Atherosclerosis is the most prominent underlying cause of cardiovascular disease (CVD). It is initiated by cholesterol deposition in the arterial intima, which causes macrophage recruitment and proinflammatory responses that promote plaque growth, necrotic core formation, and plaque rupture.
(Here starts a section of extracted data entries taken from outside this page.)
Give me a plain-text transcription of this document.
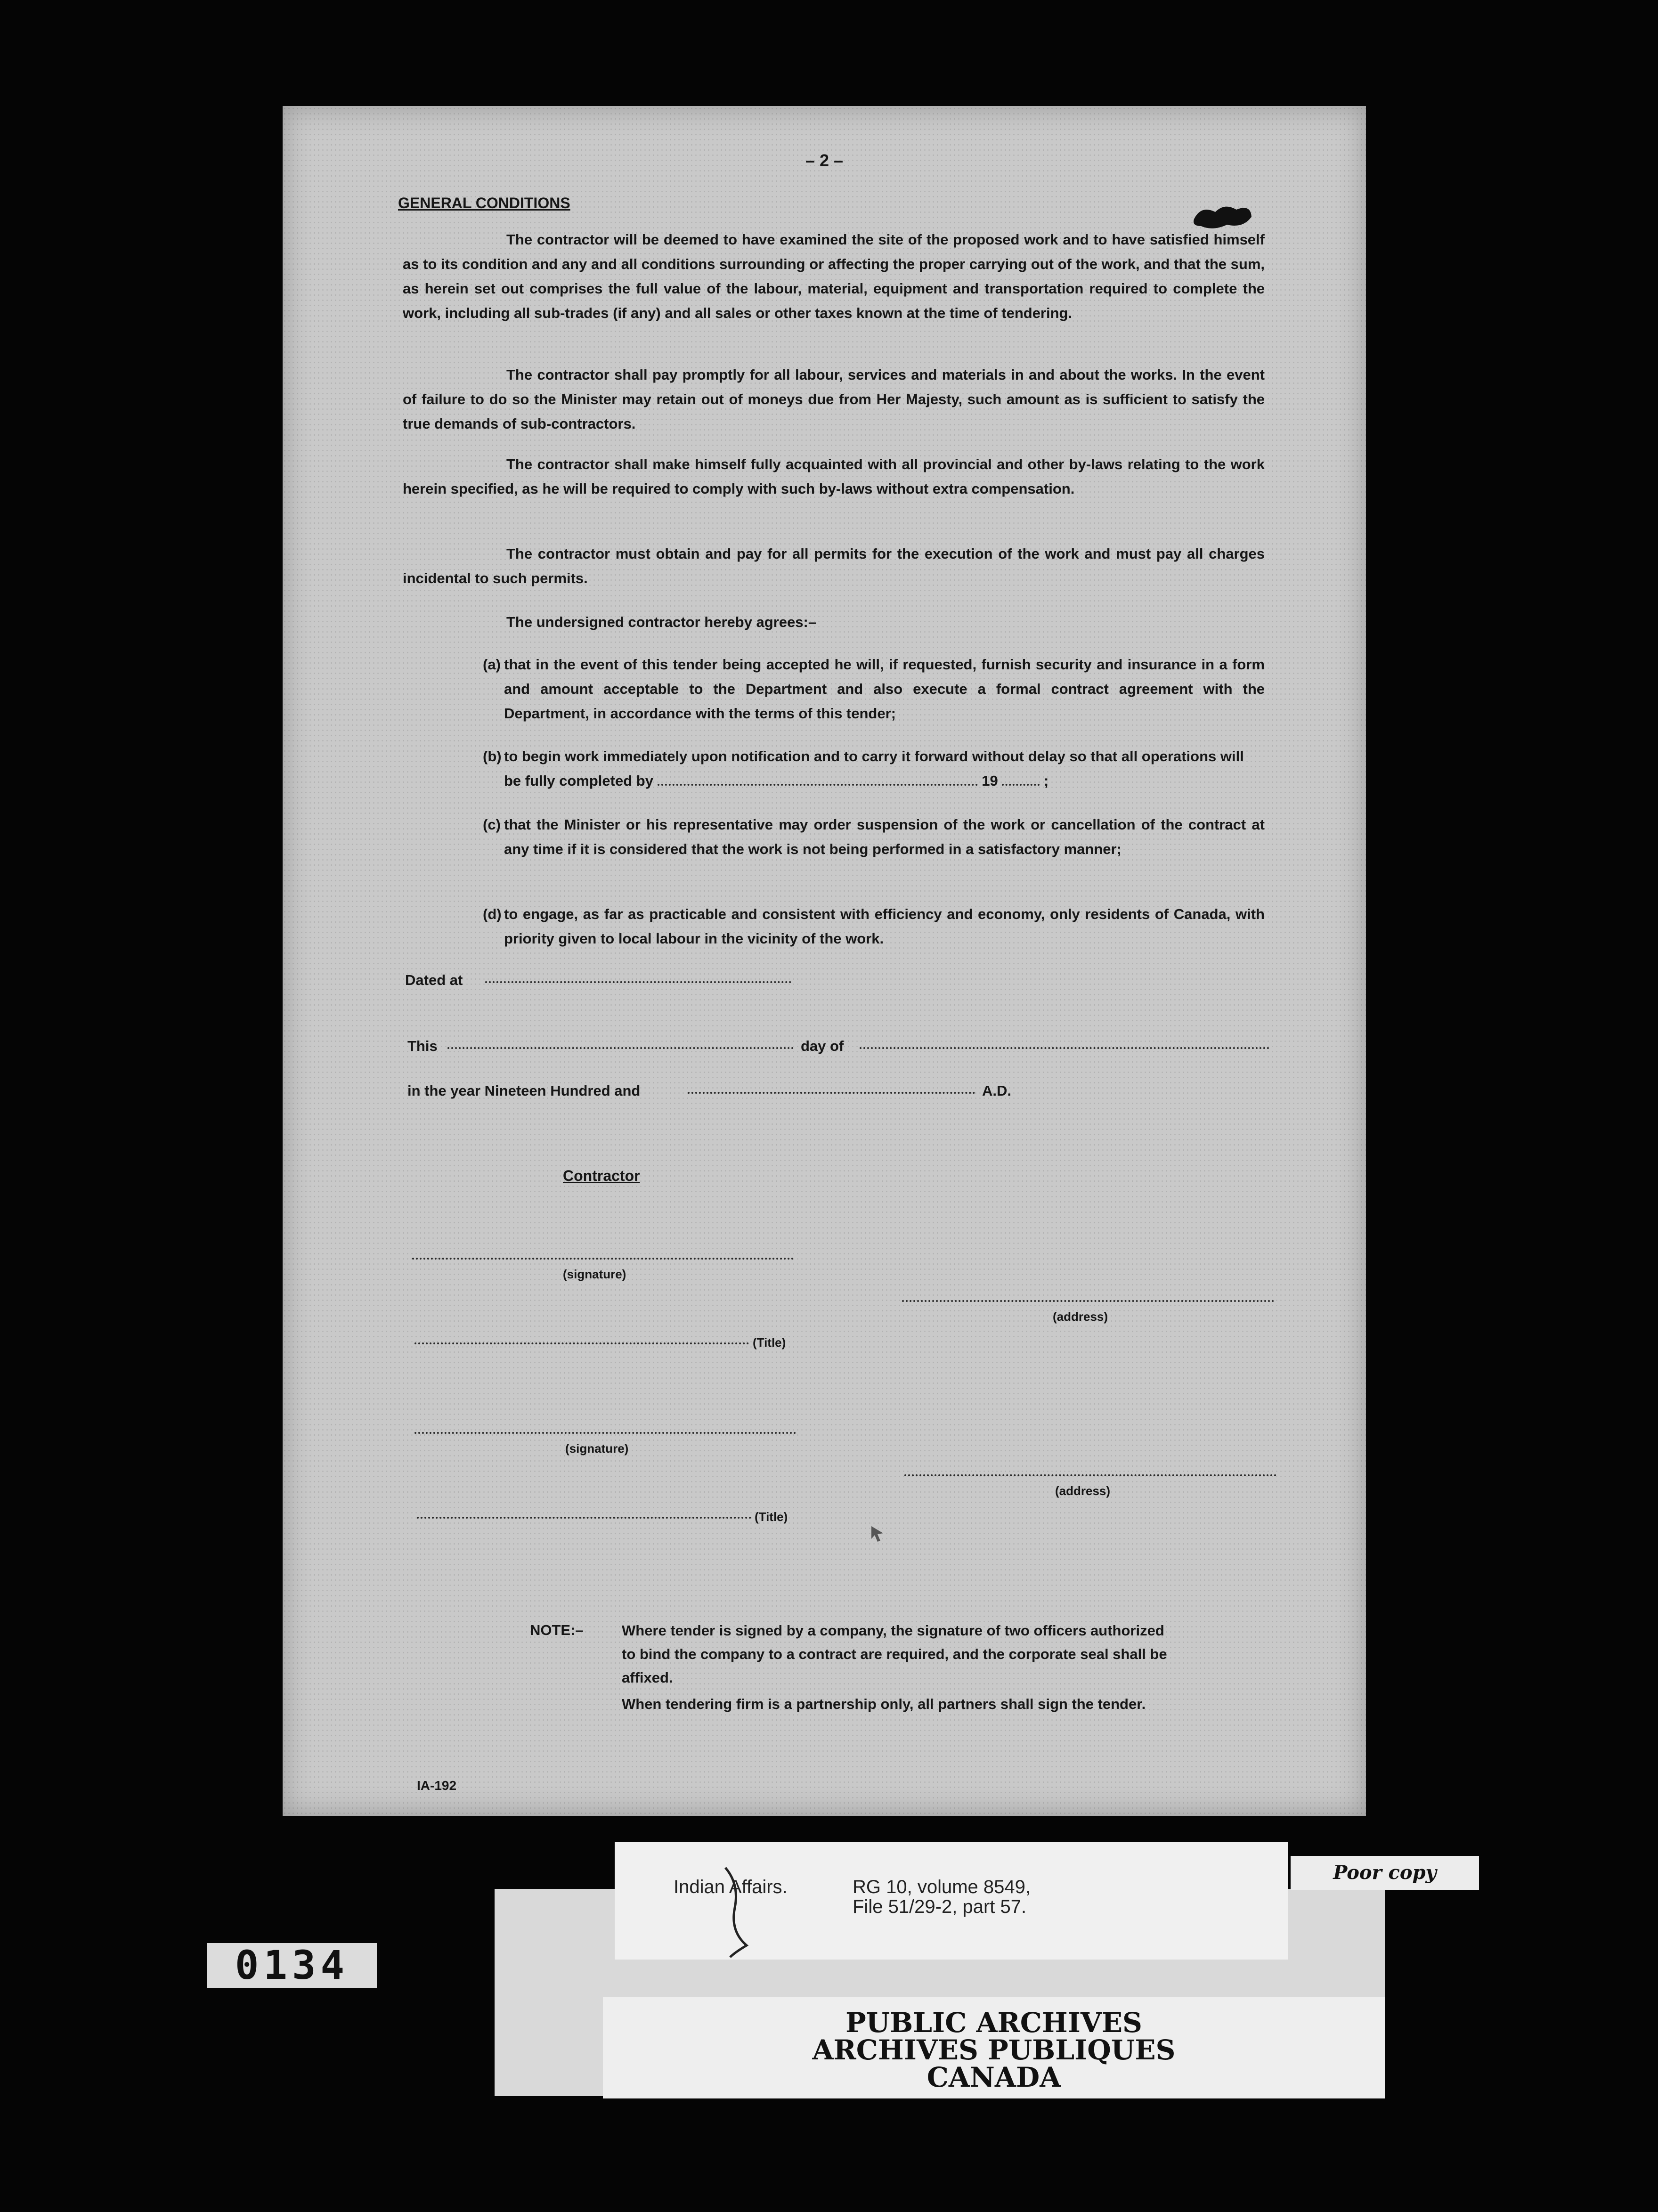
– 2 –
GENERAL CONDITIONS
The contractor will be deemed to have examined the site of the proposed work and to have satisfied himself as to its condition and any and all conditions surrounding or affecting the proper carrying out of the work, and that the sum, as herein set out comprises the full value of the labour, material, equipment and transportation required to complete the work, including all sub-trades (if any) and all sales or other taxes known at the time of tendering.
The contractor shall pay promptly for all labour, services and materials in and about the works. In the event of failure to do so the Minister may retain out of moneys due from Her Majesty, such amount as is sufficient to satisfy the true demands of sub-contractors.
The contractor shall make himself fully acquainted with all provincial and other by-laws relating to the work herein specified, as he will be required to comply with such by-laws without extra compensation.
The contractor must obtain and pay for all permits for the execution of the work and must pay all charges incidental to such permits.
The undersigned contractor hereby agrees:–
(a) that in the event of this tender being accepted he will, if requested, furnish security and insurance in a form and amount acceptable to the Department and also execute a formal contract agreement with the Department, in accordance with the terms of this tender;
(b) to begin work immediately upon notification and to carry it forward without delay so that all operations will be fully completed by	19	;
(c) that the Minister or his representative may order suspension of the work or cancellation of the contract at any time if it is considered that the work is not being performed in a satisfactory manner;
(d) to engage, as far as practicable and consistent with efficiency and economy, only residents of Canada, with priority given to local labour in the vicinity of the work.
Dated at
This	day of
in the year Nineteen Hundred and	A.D.
Contractor
(signature)
(address)
(Title)
(signature)
(address)
(Title)
NOTE:–	Where tender is signed by a company, the signature of two officers authorized to bind the company to a contract are required, and the corporate seal shall be affixed.
When tendering firm is a partnership only, all partners shall sign the tender.
IA-192
Indian Affairs.	RG 10, volume 8549,
File 51/29-2, part 57.
Poor copy
PUBLIC ARCHIVES
ARCHIVES PUBLIQUES
CANADA
0134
Lipin-1 is a phosphatidic acid phosphohydrolase for glycerolipid synthesis. We have shown that lipin-1 phosphatase activity promotes macrophage pro-inflammatory responses when stimulated with modified low-density lipoprotein (modLDL) and accelerates atherosclerosis. Lipin-1 also independently acts as a transcriptional co-regulator where it enhances the expression of genes involved in β-oxidation. In hepatocytes and adipocytes, lipin-1 augments the activity of transcription factors such as peroxisome proliferator-activated receptor (PPARs). PPARs control the expression of anti-inflammatory genes in macrophages and slow or reduce atherosclerotic progression. Therefore, we hypothesize myeloid-derived lipin-1 transcriptional co-regulatory activity reduces atherosclerosis.
We used myeloid-derived lipin-1 knockout (lipin-1mKO) and littermate control mice and AAV8-PCSK9 along with high-fat diet to elicit atherosclerosis.
Lipin-1mKO mice had larger aortic root plaques than littermate control mice after 8 and 12 weeks of a high-fat diet. Lipin-1mKO mice also had increased serum proinflammatory cytokine concentrations, reduced apoptosis in plaques, and larger necrotic cores in the plaques compared to control mice.
Combined, the data suggest lipin-1 transcriptional co-regulatory activity in myeloid cells is atheroprotective.